When reviewing the denial of a judgment notwithstanding the verdict, this court performs "essentially the same" function as the trial court. Schwimmer v. Sony Corp. of America, 677 F.2d 946, 951 (2d Cir.) cert. denied, 459 U.S. 1007, 103 S. Ct. 362, 74 L. Ed. 2d 398 (1982). This court must determine whether viewing the evidence in a light most favorable to the non-moving party, "(1) there is such a complete absence of evidence supporting the verdict that the jury's findings could only have been the result of sheer surmise and conjecture, or (2) there is such an overwhelming amount of evidence in favor of the movant that reasonable and fair minded men could not arrive at a verdict against him." Mattivi v. South African Marine Corp., 618 F.2d 163, 168 (2d Cir. 1980).

Upon reviewing all of the evidence presented at trial and drawing all permissible inferences in favor of appellant, we conclude that there was sufficient evidence supporting the jury's finding of willful age discrimination.

The jury reasonably could have found in appellee's favor based on the following evidence presented at trial: (1) positive employment evaluations and evidence of salary increases, (2) testimony demonstrating that the newly appointed supervisor frustrated their attempts to implement realistic business plans and established unrealistic performance goals in order to justify replacing them with younger, lower-salaried workers, (3) evidence indicating that appellant disregarded its internal Organization and Policy Guide, and (4) testimony that the personnel department hoped to hire "young, fast-trackers."

Appellees established a prima facie case of age discrimination by showing that they (1) were members of the protected class, (2) were qualified to hold their positions, (3) were discharged, and (4) were replaced by younger individuals.
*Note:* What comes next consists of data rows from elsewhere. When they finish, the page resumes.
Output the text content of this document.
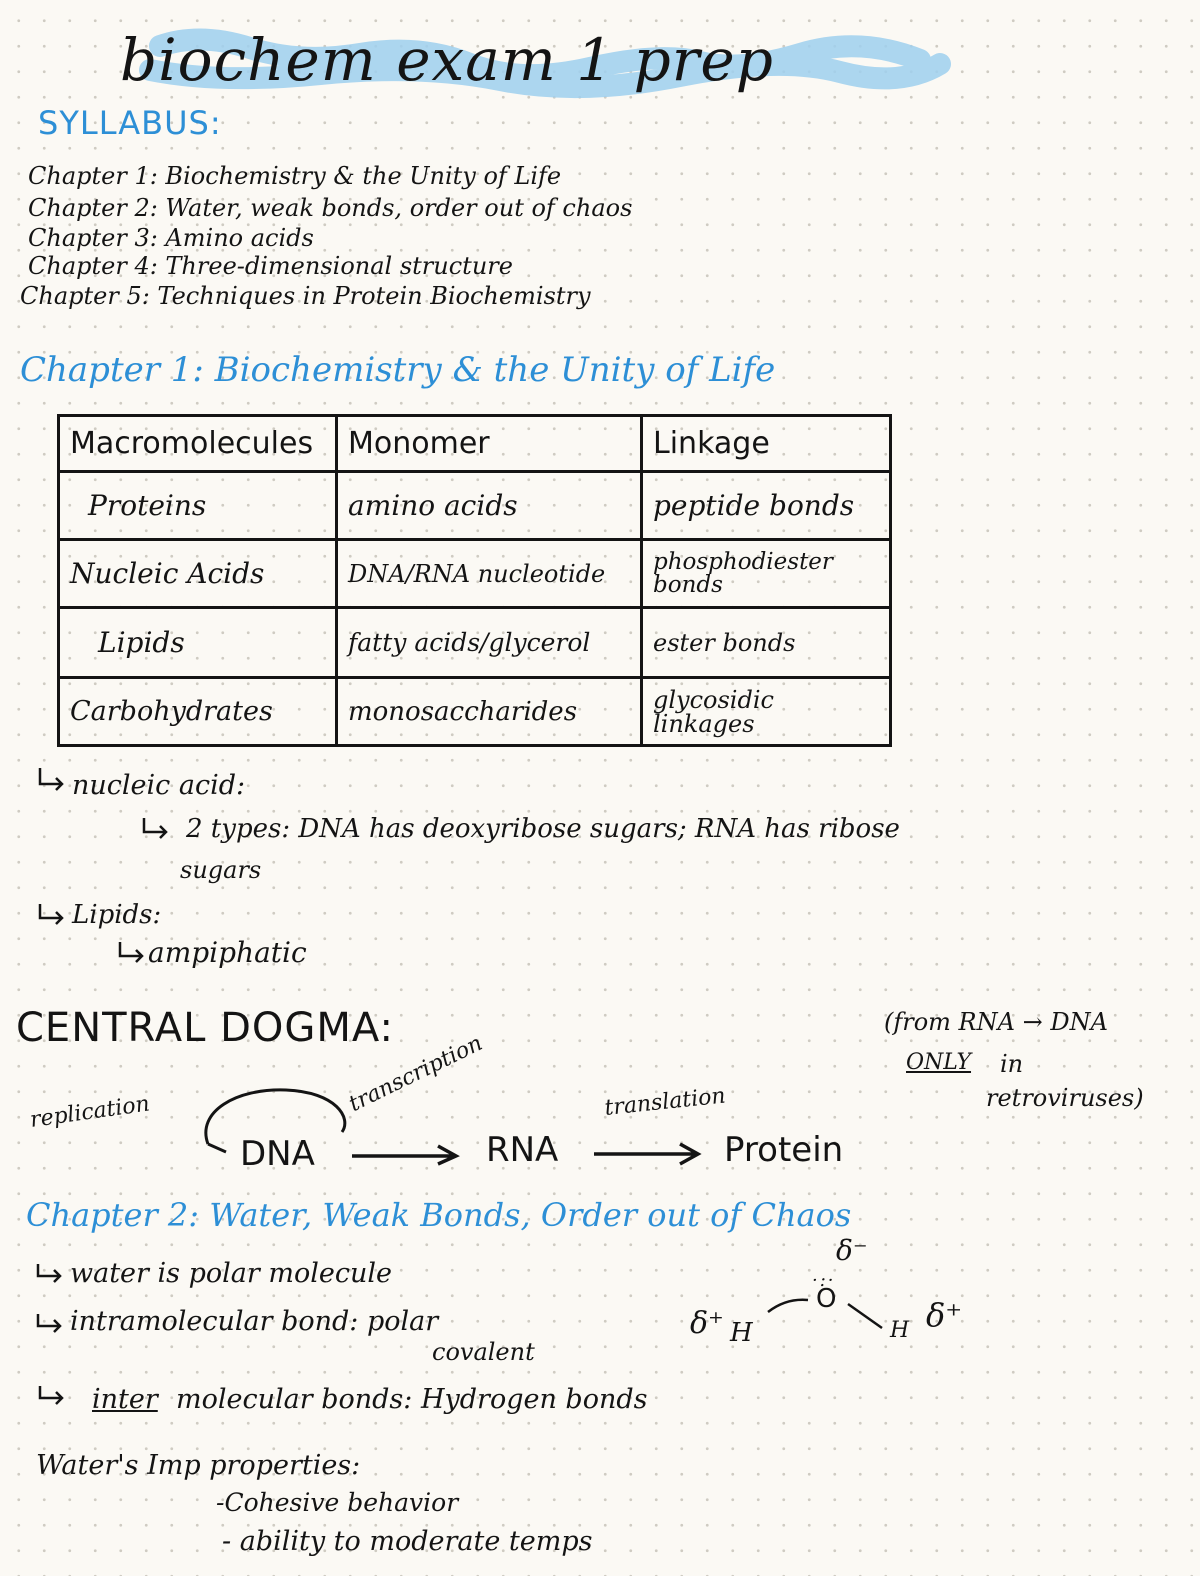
biochem exam 1 prep
SYLLABUS:
Chapter 1: Biochemistry & the Unity of Life
Chapter 2: Water, weak bonds, order out of chaos
Chapter 3: Amino acids
Chapter 4: Three-dimensional structure
Chapter 5: Techniques in Protein Biochemistry
Chapter 1: Biochemistry & the Unity of Life
Macromolecules	Monomer	Linkage
Proteins	amino acids	peptide bonds
Nucleic Acids	DNA/RNA nucleotide	phosphodiester bonds
Lipids	fatty acids/glycerol	ester bonds
Carbohydrates	monosaccharides	glycosidic linkages
nucleic acid:
2 types: DNA has deoxyribose sugars; RNA has ribose
sugars
Lipids:
ampiphatic
CENTRAL DOGMA:	(from RNA → DNA
ONLY in
retroviruses)
replication
DNA
transcription
RNA
translation
Protein
Chapter 2: Water, Weak Bonds, Order out of Chaos
water is polar molecule
intramolecular bond: polar
covalent
inter molecular bonds: Hydrogen bonds
δ⁻
·:·
O
δ⁺ H	H δ⁺
Water's Imp properties:
-Cohesive behavior
- ability to moderate temps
See Haskell v. Kaman Corp., 743 F.2d 113, 119 n. 1 (2d Cir. 1984). More importantly, appellees presented evidence from which the jury reasonably could have concluded that the articulated reason for appellees' discharge, substandard performance, was merely a pretext for age discrimination, and that, in fact, age was the "determining factor." See Pena v. Brattleboro Retreat, 702 F.2d 322, 323-24 (2d Cir. 1983).

Accordingly, we find that the jury legitimately could conclude that appellant willfully discriminated against appellees on the basis of age, and thus uphold the jury's verdict.